The school through which a Prussian officer must pass before he can become a general has now been described, at least in its most striking features. After five years' service as a lieutenant he has mastered the elementary duties, and assimilated the spirit of his class, with its ideals of work and intelligent but absolute obedience. In three years at the War Academy he has learned the nature of war, and acquired an insight into the conduct of the armies. At the same time he has been taught to deal in a practical way with practical questions, never allowing himself to shrink from the effort of forming a decision. He has now arrived at full maturity in frame, intelligence, and character, and spends the more active years of manhood in the higher studies of the great general staff, the executive and practical activities of command, and the comprehensive and instructive functions of the general staff of the division or the army corps. During these years and in all these varied occupations his energies are put forth to their full extent, for advancement can only be secured by valuable work in each successive sphere. By the time he attains to general rank he has acquired a vast and varied experience; a practised eye, whose rapid and penetrating glance on the march and in the field seems to the layman almost miraculous; and a sureness and swiftness of judgment which decides without fail in an instant nine-tenths of the questions which arise in the exercise of command.

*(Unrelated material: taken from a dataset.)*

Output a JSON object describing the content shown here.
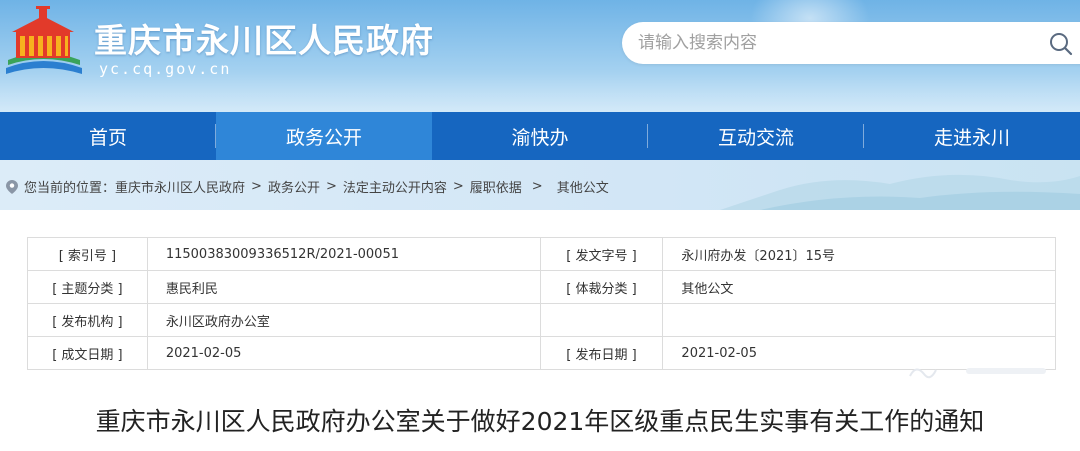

It is not contended that the system here described is perfect. Every system has its failures, and there is no possibility of entirely excluding the influences of favour or prejudice. But it may be asserted with confidence that the high average of practical ability secured in the superior officers of the Prussian army is due in the main to the practice of selection, the careful inspection by the superiors, at every stage, and to the mature wisdom by which the higher education of the general staff is directed. The intellectual advancement of the officers of every army is confronted by a peculiar difficulty. The foundations of all military institutions are authority and obedience—principles which appear to be directly opposed to the free movement of intelligence. Every army is constantly in danger of decay from mental stagnation. Free criticism is liable to undermine discipline, and the habit of unconditional obedience too often destroys the independence of judgment without which moral and intellectual progress is impossible. The Prussian general staff has escaped from this dilemma by itself taking the lead in scientific progress, and organizing itself, in regard to all that concerns the business of national defence, as an institution for the advancement of learning.
[[1]] Cf. Colonel Maurice in the Encyclopedia Britannica article "War," p. 345: "There does not exist, and never has existed ... an 'art of war' which was something other than the methodic study of military history."
[[2]] It is interesting to note that Moltke was a pupil at the War Academy from 1823 to 1826, while Clausewitz was its director. The director, however, is not a teacher, and Clausewitz did not publish any of his principal works during his lifetime, so that the evidence does not prove a personal influence of Clausewitz upon Moltke.
[[3]] See Vom Kriege, Hinterlassenes Werk des Generals Carl von Clausewitz, Zweites Buch, Fünftes Capitel.
[[4]] Clausewitz is fully aware of the difficulty with which this critical study has to contend, that the real causes, the motives which led to the adoption of a particular measure, are in many cases unknown.
[[5]] It may be interesting to compare with what follows Foster's Essay on Decision of Character, Letter VI., in which the value of a "conclusive manner of thinking" is discussed.
[[6]] The drill-books and regulations for field service embody an official theory, and it is, of course, indispensable that they should. But these books are not prepared under the responsibility of the general staff. The usual practice is to appoint a committee composed of a number of combatant officers of all ranks,—a general commanding an army corps, commanders of divisions, brigades, regiments, and battalions. They will, as a rule, have had the general staff training, but it is as experienced commanders that their judgment is asked. They prepare a draft code of regulations, which is first issued experimentally, and only adopted after full criticism and revision.
[[7]] The précis given in the text needs only the alteration of two words to bring it perfectly up to date. For "a mile" substitute "two miles," and for a "line two deep" substitute "line in single rank"="line of skirmishers." For a recent and interesting but heterodox discussion of tactical questions the reader may be referred to Ein Sommernachtstraum (Midsummer Night's Dream), which is by a well-known officer, long a member of the general staff.
[[8]] Verdy's practice is to use the history of a campaign real or imaginary as a series of problems set to the student. This is called in Germany "the applicatory method," and its introduction is ascribed to General von Peucker, who was Director of Military Education in Prussia from 1854 to 1872.